Poétique

L'art populaire ?

 

On ne retient souvent du Temps retrouvé que la révélation finale qui rend le narrateur à la littérature lors de la matinée chez la princesse de Guermantes. Mais c'est oublier que ce retournement et la théorie littéraire qui en découle sont préparés en amont par la description d'un contre-modèle: la lecture des frères Goncourt avait amené le narrateur de La Recherche à penser qu'il n'était pas fait pour écrire parce que ceux-ci incarnent ce que la littérature ne doit pas être. L'art engagé n'est pas ce qu'on croit et il est un "réalisme" qui est le snobisme véritable.

 

"L’idée d’un art populaire comme d’un art patriotique, si même elle n’avait pas été dangereuse, me semblait ridicule. S’il s’agissait de le rendre accessible au peuple, en sacrifiant les raffinements de la forme, « bons pour des oisifs », j’avais assez fréquenté de gens du monde pour savoir que ce sont eux les véritables illettrés, et non les ouvriers électriciens. A cet égard, un art populaire par la forme eût été destiné plutôt aux membres du Jockey qu’à ceux de la Confédération générale du travail : quant aux sujets, les romans populaires ennuient autant les gens du peuple que les enfants ces livres qui sont écrits pour eux. […] 
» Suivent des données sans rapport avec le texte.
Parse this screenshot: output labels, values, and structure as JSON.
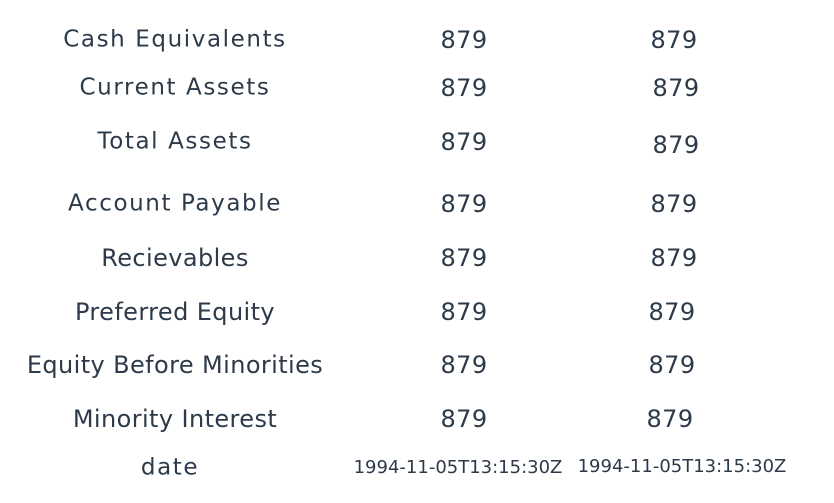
{
  "rows": [
    {
      "label": "Cash Equivalents",
      "col1": "879",
      "col2": "879"
    },
    {
      "label": "Current Assets",
      "col1": "879",
      "col2": "879"
    },
    {
      "label": "Total Assets",
      "col1": "879",
      "col2": "879"
    },
    {
      "label": "Account Payable",
      "col1": "879",
      "col2": "879"
    },
    {
      "label": "Recievables",
      "col1": "879",
      "col2": "879"
    },
    {
      "label": "Preferred Equity",
      "col1": "879",
      "col2": "879"
    },
    {
      "label": "Equity Before Minorities",
      "col1": "879",
      "col2": "879"
    },
    {
      "label": "Minority Interest",
      "col1": "879",
      "col2": "879"
    },
    {
      "label": "date",
      "col1": "1994-11-05T13:15:30Z",
      "col2": "1994-11-05T13:15:30Z"
    }
  ],
  "colors": {
    "text": "#2d3a4a",
    "background": "#ffffff"
  }
}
Une heure n'est pas une heure, c'est un vase rempli de parfums, de sons, de projets et de climats. Ce que nous appelons la réalité est un certain rapport entre ces sensations et ces souvenirs qui nous entourent simultanément - rapport que supprime une simple vision cinématographique, laquelle s'éloigne par là d'autant plus du vrai qu'elle prétend se borner à lui - rapport unique que l'écrivain doit retrouver pour en enchaîner à jamais dans sa phrase les deux termes différents. […] 
Si la réalité était cette espèce de déchet de l'expérience, à peu près identique pour chacun, parce que quand nous disons: un mauvais temps, une guerre, une station de voitures, un restaurant éclairé, un jardin en fleurs, tout le monde sait ce que nous voulons dire ; si la réalité était cela, sans doute une sorte de film cinématographique de ces choses suffirait et le « style », la « littérature » qui s'écarteraient de leurs simples données seraient un hors-d'oeuvre artificiel." 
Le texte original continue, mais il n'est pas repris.